Nigerians demand to see president

Activists demand cabinet be sacked and President Umaru Yar'Adua appear in public.

    Yar'Adua, who returned to Nigeria on February 24, has not been seen in public for months [EPA]

    Leadership confusion

    Yar'Adua, 58, who returned to Nigeria on February 24 after spending 93 days in Jeddah, where he was being treated for acute pericarditis, has not been seen in public since his arrival.

    His return threw the country into confusion and revived concerns of a leadership squabble just two weeks after Jonathan was installed as acting president.

    Information Minister Dora Akunyili has advised her colleagues to invoke the relevant section of the constitution which paves the way for his removal from office.

    She also accused Yar'Adua's aides of lying about his health.

    The protesters, who were blocked from gaining entry into the national assembly, also demanded the implementation of the report of a committee on electoral reforms.

    Nigeria has a long history of flawed elections and activists have called for comprehensive electoral reforms ahead of the 2011 general elections.

    "We will continue to mobilise Nigerians... to engage in public action, including protests and strike action until these demands are fully implemented in the interest of peace, security and genuine democracy," Bakare told reporters.

    Rural insecurity

    Protesters also demanded ministers be fired days after attacks on three villages near the central city of Jos left up to 200 people dead.

    In video


    Security concerns in rural Nigeria following deadly attacks on three villages outside Jos

    Sunday's massacre of predominantly Christian villagers was blamed on Muslim pastoralists.

    The security forces faced heavy criticism over their failure to intervene to stop the latest killings when a curfew was meant to be in force.

    Although troop reinforcements have been deployed, Jonah Jang, governor of Plateau State, said security lapses had worsened the carnage.

    Jang said he had alerted Nigeria's army commander about reports of movement around the area and had been told that troops would be heading there.

    "Three hours or so later, I was woken by a call that they [armed gangs] had started burning the village and people were being hacked to death" Jang said.

    "I tried to locate the commanders, I couldn't get any of them on the telephone."

    Nigerian media reported that the country's national security adviser was sacked on Tuesday.
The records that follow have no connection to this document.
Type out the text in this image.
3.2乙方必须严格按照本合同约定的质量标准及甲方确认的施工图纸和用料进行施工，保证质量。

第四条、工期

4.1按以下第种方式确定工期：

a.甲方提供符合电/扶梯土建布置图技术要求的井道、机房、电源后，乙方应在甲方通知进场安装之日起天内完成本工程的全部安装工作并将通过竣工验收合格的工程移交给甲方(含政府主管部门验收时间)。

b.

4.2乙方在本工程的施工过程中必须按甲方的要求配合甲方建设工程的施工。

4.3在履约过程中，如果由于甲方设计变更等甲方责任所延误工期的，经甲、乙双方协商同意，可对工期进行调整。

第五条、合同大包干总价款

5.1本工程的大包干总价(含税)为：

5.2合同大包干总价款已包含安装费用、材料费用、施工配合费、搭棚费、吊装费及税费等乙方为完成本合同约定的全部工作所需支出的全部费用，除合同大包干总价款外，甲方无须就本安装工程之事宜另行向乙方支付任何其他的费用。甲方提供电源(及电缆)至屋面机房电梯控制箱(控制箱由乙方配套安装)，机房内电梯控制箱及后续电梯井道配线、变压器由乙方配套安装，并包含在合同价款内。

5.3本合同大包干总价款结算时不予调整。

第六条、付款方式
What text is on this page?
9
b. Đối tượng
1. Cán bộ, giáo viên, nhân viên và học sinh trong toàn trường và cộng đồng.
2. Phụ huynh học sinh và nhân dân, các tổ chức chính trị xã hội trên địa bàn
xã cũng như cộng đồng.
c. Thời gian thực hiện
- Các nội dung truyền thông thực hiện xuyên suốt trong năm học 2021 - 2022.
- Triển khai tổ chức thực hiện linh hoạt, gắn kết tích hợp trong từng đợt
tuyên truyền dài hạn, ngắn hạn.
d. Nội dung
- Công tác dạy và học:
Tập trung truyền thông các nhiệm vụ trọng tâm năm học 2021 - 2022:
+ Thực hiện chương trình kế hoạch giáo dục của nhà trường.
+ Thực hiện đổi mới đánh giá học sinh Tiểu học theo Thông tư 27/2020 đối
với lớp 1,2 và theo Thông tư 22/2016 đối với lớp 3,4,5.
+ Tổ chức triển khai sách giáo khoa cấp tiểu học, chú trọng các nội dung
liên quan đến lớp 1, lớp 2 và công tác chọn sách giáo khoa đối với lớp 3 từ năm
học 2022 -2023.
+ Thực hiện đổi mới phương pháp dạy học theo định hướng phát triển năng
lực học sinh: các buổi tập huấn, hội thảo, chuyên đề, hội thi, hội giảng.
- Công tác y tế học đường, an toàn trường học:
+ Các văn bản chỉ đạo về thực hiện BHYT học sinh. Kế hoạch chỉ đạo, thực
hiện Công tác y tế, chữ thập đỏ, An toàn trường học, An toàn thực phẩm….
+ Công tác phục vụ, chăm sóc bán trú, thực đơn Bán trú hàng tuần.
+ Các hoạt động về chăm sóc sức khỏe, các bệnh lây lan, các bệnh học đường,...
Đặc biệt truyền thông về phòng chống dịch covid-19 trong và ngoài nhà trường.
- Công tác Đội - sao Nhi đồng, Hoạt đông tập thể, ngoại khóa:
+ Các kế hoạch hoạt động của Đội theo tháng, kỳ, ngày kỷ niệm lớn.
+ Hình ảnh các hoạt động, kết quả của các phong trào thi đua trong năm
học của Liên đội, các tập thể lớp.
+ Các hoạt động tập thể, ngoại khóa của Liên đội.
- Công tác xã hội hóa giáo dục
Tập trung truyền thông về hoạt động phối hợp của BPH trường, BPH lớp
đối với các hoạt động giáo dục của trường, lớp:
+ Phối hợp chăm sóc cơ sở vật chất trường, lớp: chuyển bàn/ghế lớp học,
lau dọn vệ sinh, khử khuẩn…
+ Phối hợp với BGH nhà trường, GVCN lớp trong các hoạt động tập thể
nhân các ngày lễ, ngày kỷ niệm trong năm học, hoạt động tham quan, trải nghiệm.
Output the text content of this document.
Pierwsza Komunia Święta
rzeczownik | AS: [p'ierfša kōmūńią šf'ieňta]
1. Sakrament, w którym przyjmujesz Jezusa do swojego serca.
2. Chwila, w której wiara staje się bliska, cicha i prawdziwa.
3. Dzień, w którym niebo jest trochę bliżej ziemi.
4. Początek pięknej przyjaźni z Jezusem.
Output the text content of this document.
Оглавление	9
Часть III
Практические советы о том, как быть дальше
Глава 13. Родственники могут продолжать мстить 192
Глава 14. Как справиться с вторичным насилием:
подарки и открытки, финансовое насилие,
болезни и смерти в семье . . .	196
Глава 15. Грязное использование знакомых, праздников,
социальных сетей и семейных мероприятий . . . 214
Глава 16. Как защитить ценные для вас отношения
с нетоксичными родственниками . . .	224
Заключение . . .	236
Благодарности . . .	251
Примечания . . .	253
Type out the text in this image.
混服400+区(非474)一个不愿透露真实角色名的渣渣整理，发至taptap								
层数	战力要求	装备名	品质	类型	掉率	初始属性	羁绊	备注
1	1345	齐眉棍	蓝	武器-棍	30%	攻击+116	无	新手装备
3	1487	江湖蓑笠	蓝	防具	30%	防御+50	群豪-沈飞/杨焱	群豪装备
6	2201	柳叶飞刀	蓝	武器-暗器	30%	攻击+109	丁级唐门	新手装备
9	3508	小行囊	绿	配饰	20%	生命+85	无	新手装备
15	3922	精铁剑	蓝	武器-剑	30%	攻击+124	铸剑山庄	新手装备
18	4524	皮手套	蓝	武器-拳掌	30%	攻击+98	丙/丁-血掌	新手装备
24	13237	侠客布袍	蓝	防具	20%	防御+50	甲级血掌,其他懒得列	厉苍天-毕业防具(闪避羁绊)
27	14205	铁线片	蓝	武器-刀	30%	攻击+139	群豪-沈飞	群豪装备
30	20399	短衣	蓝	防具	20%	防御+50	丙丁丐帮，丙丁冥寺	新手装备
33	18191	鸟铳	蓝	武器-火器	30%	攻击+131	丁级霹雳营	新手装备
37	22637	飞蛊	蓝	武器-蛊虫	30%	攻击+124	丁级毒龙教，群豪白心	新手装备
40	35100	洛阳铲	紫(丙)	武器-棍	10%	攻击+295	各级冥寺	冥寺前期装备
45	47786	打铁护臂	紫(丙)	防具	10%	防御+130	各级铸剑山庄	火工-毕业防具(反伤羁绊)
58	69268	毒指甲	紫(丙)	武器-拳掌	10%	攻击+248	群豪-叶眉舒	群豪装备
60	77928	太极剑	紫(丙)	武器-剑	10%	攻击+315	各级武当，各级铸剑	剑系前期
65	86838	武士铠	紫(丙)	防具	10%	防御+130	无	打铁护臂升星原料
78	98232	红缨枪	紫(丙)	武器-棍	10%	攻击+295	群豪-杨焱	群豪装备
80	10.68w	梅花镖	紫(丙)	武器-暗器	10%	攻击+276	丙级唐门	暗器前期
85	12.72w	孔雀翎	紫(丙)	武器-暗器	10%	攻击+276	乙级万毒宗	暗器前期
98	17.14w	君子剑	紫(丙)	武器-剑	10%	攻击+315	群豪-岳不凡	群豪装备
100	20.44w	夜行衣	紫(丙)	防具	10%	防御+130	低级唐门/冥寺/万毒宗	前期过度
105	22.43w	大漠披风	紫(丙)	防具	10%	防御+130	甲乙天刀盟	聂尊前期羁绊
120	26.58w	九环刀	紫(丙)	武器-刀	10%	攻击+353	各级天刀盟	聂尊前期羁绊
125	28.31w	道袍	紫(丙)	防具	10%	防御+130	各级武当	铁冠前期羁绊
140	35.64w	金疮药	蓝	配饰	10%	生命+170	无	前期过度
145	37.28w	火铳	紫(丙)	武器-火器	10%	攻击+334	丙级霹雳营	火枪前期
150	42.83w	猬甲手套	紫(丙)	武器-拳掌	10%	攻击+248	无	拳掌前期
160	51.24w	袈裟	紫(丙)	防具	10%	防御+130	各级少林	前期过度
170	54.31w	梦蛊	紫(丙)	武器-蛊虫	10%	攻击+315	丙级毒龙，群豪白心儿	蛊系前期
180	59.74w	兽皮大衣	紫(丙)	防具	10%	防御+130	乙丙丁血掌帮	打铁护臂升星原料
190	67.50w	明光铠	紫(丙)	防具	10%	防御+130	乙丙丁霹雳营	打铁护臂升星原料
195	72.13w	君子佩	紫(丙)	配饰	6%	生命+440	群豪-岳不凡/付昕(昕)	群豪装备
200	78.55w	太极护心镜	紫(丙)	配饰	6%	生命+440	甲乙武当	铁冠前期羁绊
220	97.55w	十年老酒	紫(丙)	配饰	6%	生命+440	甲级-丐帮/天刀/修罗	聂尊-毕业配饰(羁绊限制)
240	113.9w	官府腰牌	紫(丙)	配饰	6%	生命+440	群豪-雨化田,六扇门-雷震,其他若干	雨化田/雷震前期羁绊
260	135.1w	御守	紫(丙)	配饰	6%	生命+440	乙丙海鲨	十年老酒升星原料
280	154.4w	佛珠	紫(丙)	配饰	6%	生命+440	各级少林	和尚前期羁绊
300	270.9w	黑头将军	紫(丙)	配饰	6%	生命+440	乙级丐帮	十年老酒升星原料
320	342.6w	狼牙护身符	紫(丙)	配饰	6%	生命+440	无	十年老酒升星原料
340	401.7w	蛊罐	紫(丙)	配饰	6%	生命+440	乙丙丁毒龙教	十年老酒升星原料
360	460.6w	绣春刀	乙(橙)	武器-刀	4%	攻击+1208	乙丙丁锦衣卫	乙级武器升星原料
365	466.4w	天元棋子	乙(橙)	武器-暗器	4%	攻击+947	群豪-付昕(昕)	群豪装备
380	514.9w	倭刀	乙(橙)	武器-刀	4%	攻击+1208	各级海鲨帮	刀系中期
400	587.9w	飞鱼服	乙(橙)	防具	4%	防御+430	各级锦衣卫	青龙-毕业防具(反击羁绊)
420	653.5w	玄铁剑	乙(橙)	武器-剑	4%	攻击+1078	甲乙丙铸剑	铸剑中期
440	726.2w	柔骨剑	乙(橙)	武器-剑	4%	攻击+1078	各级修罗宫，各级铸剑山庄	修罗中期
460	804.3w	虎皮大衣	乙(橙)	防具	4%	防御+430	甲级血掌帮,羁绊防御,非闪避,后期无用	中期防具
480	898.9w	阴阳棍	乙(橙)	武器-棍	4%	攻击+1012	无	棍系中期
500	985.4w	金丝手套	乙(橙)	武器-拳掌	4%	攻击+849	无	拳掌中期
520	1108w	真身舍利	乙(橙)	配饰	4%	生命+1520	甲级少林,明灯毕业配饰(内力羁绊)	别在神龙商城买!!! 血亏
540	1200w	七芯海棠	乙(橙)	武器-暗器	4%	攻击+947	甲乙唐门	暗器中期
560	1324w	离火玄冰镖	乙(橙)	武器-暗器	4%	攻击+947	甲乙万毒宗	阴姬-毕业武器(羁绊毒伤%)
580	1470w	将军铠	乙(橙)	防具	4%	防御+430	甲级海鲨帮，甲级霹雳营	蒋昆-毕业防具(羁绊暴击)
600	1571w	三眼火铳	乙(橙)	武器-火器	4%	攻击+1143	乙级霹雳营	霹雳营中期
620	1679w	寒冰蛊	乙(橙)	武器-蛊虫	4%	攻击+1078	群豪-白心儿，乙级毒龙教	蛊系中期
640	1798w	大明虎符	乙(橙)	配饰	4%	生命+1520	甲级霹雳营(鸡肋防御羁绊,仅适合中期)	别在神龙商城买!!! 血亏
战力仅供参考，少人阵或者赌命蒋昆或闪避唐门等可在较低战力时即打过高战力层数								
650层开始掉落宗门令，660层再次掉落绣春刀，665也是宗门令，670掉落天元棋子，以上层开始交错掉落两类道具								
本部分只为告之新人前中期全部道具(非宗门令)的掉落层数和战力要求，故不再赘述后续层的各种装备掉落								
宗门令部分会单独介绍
However, it was not clear whether the sacking was linked to the latest sectarian violence.

    The chief of police for the Plateau State said on Wednesday that he had asked for extra help to control the level of violence in the area.

    "We have requested for reinforcements and have been reassured by the special general that reinforcement is on its way," Ikechukwu Aduba said. 

    Arrests made

    Aduba said that 49 people were to be charged with homicide and conspiracy, and that they had already confessed to being on a revenge mission.

    The violence came less than two months after sectarian killings in the region left more than 300 dead, most of them Muslims.

    Nigeria is almost evenly split between Muslims in the north and the predominantly Christian south.

    The recent bloodshed is limited to central Nigeria, where dozens of ethnic groups vie for control of fertile lands.

    The weekend killings add to the tally of thousands who already have perished in Africa's most populous country in the last decade due to religious and political frictions.

    Nigerian media also reported that Jonathan Goodluck, the country's acting president, had sacked Sarki Muktar, the national security adviser, on Tuesday.